Nairobi: Syria's interior authorities said Saturday night, that through their extensive efforts to implement a newly-reached ceasefire agreement, Bedouin tribal fighters have fully withdrawn from the southern Syrian city of Sweida.
According to Ghana News Agency, after intensive efforts and the deployment of internal security forces in northern and western Sweida, all tribal fighters have been evacuated from the city, and the clashes have ceased inside its neighborhoods, as stated by interior authorities spokesperson Noureddin al-Baba in a televised statement.
Earlier on Saturday, a three-phase ceasefire agreement, brokered by the United States, Trkiye, Jordan, and other regional actors to halt the violence in Sweida that has claimed at least 940 lives since July 13, took effect.

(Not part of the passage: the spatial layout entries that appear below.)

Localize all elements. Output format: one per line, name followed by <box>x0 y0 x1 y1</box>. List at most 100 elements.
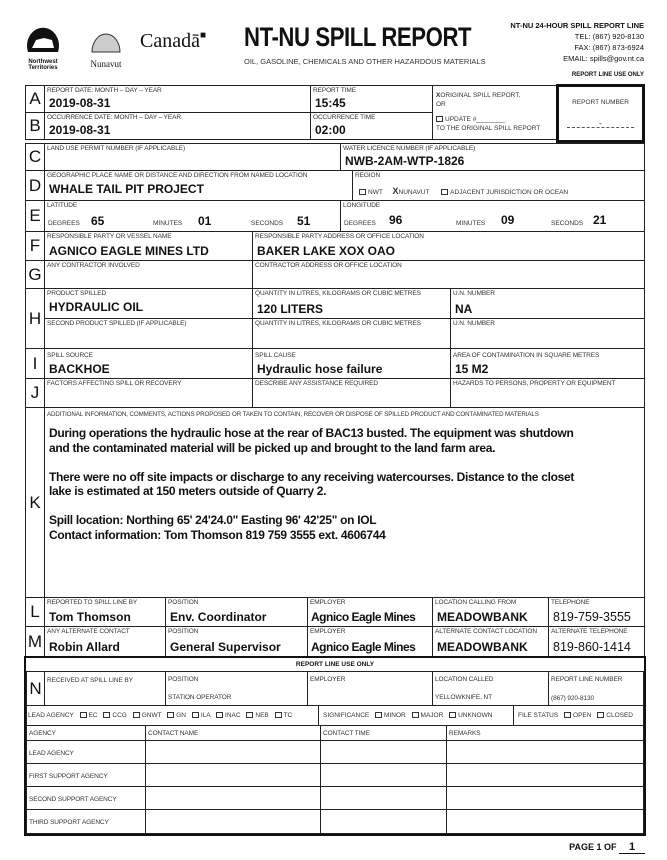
agency-gnwt-checkbox[interactable]: GNWT <box>129 712 161 719</box>
assistance-field[interactable]: DESCRIBE ANY ASSISTANCE REQUIRED <box>252 378 451 408</box>
text-line: Contact information: Tom Thomson 819 759… <box>49 527 386 542</box>
agency-gn-checkbox[interactable]: GN <box>163 712 186 719</box>
quantity-field[interactable]: QUANTITY IN LITRES, KILOGRAMS OR CUBIC M… <box>252 288 451 319</box>
significance-major-checkbox[interactable]: MAJOR <box>408 712 443 719</box>
or-label: OR <box>436 101 446 108</box>
report-line-number-field[interactable]: REPORT LINE NUMBER (867) 920-8130 <box>548 671 644 706</box>
label: REPORT NUMBER <box>572 99 629 106</box>
significance-minor-checkbox[interactable]: MINOR <box>371 712 406 719</box>
responsible-party-field[interactable]: RESPONSIBLE PARTY OR VESSEL NAME AGNICO E… <box>44 231 253 261</box>
occurrence-time-field[interactable]: OCCURRENCE TIME 02:00 <box>310 112 433 140</box>
label: SPILL SOURCE <box>47 352 93 359</box>
label: CONTRACTOR ADDRESS OR OFFICE LOCATION <box>255 262 402 269</box>
location-called-field[interactable]: LOCATION CALLED YELLOWKNIFE, NT <box>432 671 549 706</box>
factors-field[interactable]: FACTORS AFFECTING SPILL OR RECOVERY <box>44 378 253 408</box>
calling-location-field[interactable]: LOCATION CALLING FROM MEADOWBANK <box>432 597 549 627</box>
responsible-address-field[interactable]: RESPONSIBLE PARTY ADDRESS OR OFFICE LOCA… <box>252 231 645 261</box>
label: LAND USE PERMIT NUMBER (IF APPLICABLE) <box>47 145 186 152</box>
remarks-cell[interactable] <box>446 786 644 810</box>
page-indicator: PAGE 1 OF 1 <box>569 841 645 854</box>
received-by-field[interactable]: RECEIVED AT SPILL LINE BY <box>44 671 166 706</box>
significance-unknown-checkbox[interactable]: UNKNOWN <box>445 712 492 719</box>
spill-source-field[interactable]: SPILL SOURCE BACKHOE <box>44 348 253 379</box>
product-spilled-field[interactable]: PRODUCT SPILLED HYDRAULIC OIL <box>44 288 253 319</box>
longitude-field[interactable]: LONGITUDE DEGREES 96 MINUTES 09 SECONDS 21 <box>340 200 645 232</box>
second-un-number-field[interactable]: U.N. NUMBER <box>450 318 645 349</box>
alternate-employer-value: Agnico Eagle Mines <box>311 640 416 654</box>
region-nunavut-checkbox[interactable]: XNUNAVUT <box>392 186 430 196</box>
label: LOCATION CALLED <box>435 676 494 683</box>
contact-time-cell[interactable] <box>320 809 447 834</box>
label: NEB <box>255 712 269 719</box>
agency-inac-checkbox[interactable]: INAC <box>212 712 241 719</box>
label: ORIGINAL SPILL REPORT, <box>440 92 521 99</box>
row-letter-i: I <box>25 348 45 379</box>
agency-ila-checkbox[interactable]: ILA <box>188 712 210 719</box>
operator-employer-field[interactable]: EMPLOYER <box>307 671 433 706</box>
original-spill-checkbox[interactable]: XORIGINAL SPILL REPORT, <box>436 92 520 99</box>
reported-by-field[interactable]: REPORTED TO SPILL LINE BY Tom Thomson <box>44 597 166 627</box>
hazards-field[interactable]: HAZARDS TO PERSONS, PROPERTY OR EQUIPMEN… <box>450 378 645 408</box>
alternate-contact-field[interactable]: ANY ALTERNATE CONTACT Robin Allard <box>44 626 166 657</box>
place-name-field[interactable]: GEOGRAPHIC PLACE NAME OR DISTANCE AND DI… <box>44 170 353 201</box>
second-product-field[interactable]: SECOND PRODUCT SPILLED (IF APPLICABLE) <box>44 318 253 349</box>
row-letter-d: D <box>25 170 45 201</box>
contamination-area-field[interactable]: AREA OF CONTAMINATION IN SQUARE METRES 15… <box>450 348 645 379</box>
telephone-field[interactable]: TELEPHONE 819-759-3555 <box>548 597 645 627</box>
contact-time-cell[interactable] <box>320 763 447 787</box>
agency-tc-checkbox[interactable]: TC <box>271 712 292 719</box>
contact-name-cell[interactable] <box>145 786 321 810</box>
contact-name-cell[interactable] <box>145 809 321 834</box>
alternate-telephone-field[interactable]: ALTERNATE TELEPHONE 819-860-1414 <box>548 626 645 657</box>
alternate-position-field[interactable]: POSITION General Supervisor <box>165 626 308 657</box>
label: REMARKS <box>449 730 481 737</box>
alternate-employer-field[interactable]: EMPLOYER Agnico Eagle Mines <box>307 626 433 657</box>
contractor-address-field[interactable]: CONTRACTOR ADDRESS OR OFFICE LOCATION <box>252 260 645 289</box>
operator-position-field[interactable]: POSITION STATION OPERATOR <box>165 671 308 706</box>
agency-ec-checkbox[interactable]: EC <box>76 712 98 719</box>
label: REPORT DATE: MONTH – DAY – YEAR <box>47 87 162 94</box>
file-status-field: FILE STATUS OPEN CLOSED <box>513 705 644 726</box>
page-title: NT-NU SPILL REPORT <box>244 22 472 52</box>
label: CONTACT TIME <box>323 730 370 737</box>
un-number-field[interactable]: U.N. NUMBER NA <box>450 288 645 319</box>
remarks-cell[interactable] <box>446 763 644 787</box>
contact-name-cell[interactable] <box>145 763 321 787</box>
latitude-field[interactable]: LATITUDE DEGREES 65 MINUTES 01 SECONDS 51 <box>44 200 341 232</box>
report-date-field[interactable]: REPORT DATE: MONTH – DAY – YEAR 2019-08-3… <box>44 85 311 113</box>
report-time-field[interactable]: REPORT TIME 15:45 <box>310 85 433 113</box>
region-nwt-checkbox[interactable]: NWT <box>355 189 383 196</box>
agency-ccg-checkbox[interactable]: CCG <box>99 712 127 719</box>
region-adjacent-checkbox[interactable]: ADJACENT JURISDICTION OR OCEAN <box>437 189 568 196</box>
water-licence-field[interactable]: WATER LICENCE NUMBER (IF APPLICABLE) NWB-… <box>340 143 645 171</box>
occurrence-date-field[interactable]: OCCURRENCE DATE: MONTH – DAY – YEAR 2019-… <box>44 112 311 140</box>
additional-info-field[interactable]: ADDITIONAL INFORMATION, COMMENTS, ACTION… <box>44 407 645 598</box>
reporter-employer-field[interactable]: EMPLOYER Agnico Eagle Mines <box>307 597 433 627</box>
second-quantity-field[interactable]: QUANTITY IN LITRES, KILOGRAMS OR CUBIC M… <box>252 318 451 349</box>
remarks-cell[interactable] <box>446 809 644 834</box>
contact-name-cell[interactable] <box>145 740 321 764</box>
spill-line-email[interactable]: EMAIL: spills@gov.nt.ca <box>563 54 644 63</box>
remarks-header: REMARKS <box>446 725 644 741</box>
label: DEGREES <box>48 220 80 227</box>
alternate-location-field[interactable]: ALTERNATE CONTACT LOCATION MEADOWBANK <box>432 626 549 657</box>
label: U.N. NUMBER <box>453 320 495 327</box>
status-open-checkbox[interactable]: OPEN <box>560 712 591 719</box>
label: RECEIVED AT SPILL LINE BY <box>47 677 133 684</box>
status-closed-checkbox[interactable]: CLOSED <box>593 712 633 719</box>
reporter-position-field[interactable]: POSITION Env. Coordinator <box>165 597 308 627</box>
contact-time-cell[interactable] <box>320 786 447 810</box>
agency-neb-checkbox[interactable]: NEB <box>242 712 269 719</box>
spill-cause-field[interactable]: SPILL CAUSE Hydraulic hose failure <box>252 348 451 379</box>
land-use-permit-field[interactable]: LAND USE PERMIT NUMBER (IF APPLICABLE) <box>44 143 341 171</box>
label: HAZARDS TO PERSONS, PROPERTY OR EQUIPMEN… <box>453 380 616 387</box>
label: REPORT TIME <box>313 87 356 94</box>
remarks-cell[interactable] <box>446 740 644 764</box>
contractor-field[interactable]: ANY CONTRACTOR INVOLVED <box>44 260 253 289</box>
alternate-position-value: General Supervisor <box>170 640 281 654</box>
contact-time-cell[interactable] <box>320 740 447 764</box>
spill-line-tel: TEL: (867) 920-8130 <box>574 32 644 41</box>
update-checkbox[interactable]: UPDATE #________ <box>436 116 505 123</box>
report-number-box[interactable]: REPORT NUMBER - <box>556 84 645 143</box>
label: QUANTITY IN LITRES, KILOGRAMS OR CUBIC M… <box>255 320 421 327</box>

Hours later, fierce fighting erupted in Sweida between Druze armed groups and Bedouin tribal fighters. The Britain-based Syrian Observatory for Human Rights (SOHR) reported that Druze fighters launched a counteroffensive late Saturday, reclaiming Sweida city after hours of clashes.
Tribal forces, withdrawing from the city, responded with mortar attacks that caused material damage and possible civilian injuries, said the SOHR.
In a statement released earlier Saturday evening, Syria's Druze spiritual leadership accused Bedouin tribal militias of violating the newly reached ceasefire in southern Sweida province and committing 'crimes that shame all humanity.' The statement said international guarantors should enforce the ceasefire and stop 'a campaign of terror and collective punishment' against Sweida's residents.
The SOHR indicated that Sweida is facing a looming humanitarian catastrophe, citing widespread infrastructure damage, medical supply shortages, and a complete collapse of the main hospital.
According to Syria's information chief Hamzah Mustafa, the ceasefire agreement involves deploying the country's Internal Security Forces to separate warring factions and halt hostilities in the first phase, opening humanitarian corridors between Sweida and southern Daraa province in the second, and restoring state institutions and ensuring the gradual return of law enforcement in the third. Mustafa emphasized the state's commitment to protecting all Syrians and restoring national unity.
Syria's emergency management chief Raed al-Saleh highlighted the establishment of 21 shelters in Daraa, with 20 more underway, and demanded the release of kidnapped civil defense official Hamzah al-Amarin to resume humanitarian operations.
The nearly week-long fierce clashes in Sweida, which prompted fears of a broader regional escalation, started after armed members of a Bedouin tribe in the countryside of Sweida, a predominantly Druze area, reportedly assaulted and robbed a young Druze man near the town of al-Masmiyah, along the Damascus-Sweida highway.
The brutal attack sparked retaliatory kidnappings, spiraling into full-scale clashes between local Druze fighters, government troops, and Bedouin militias.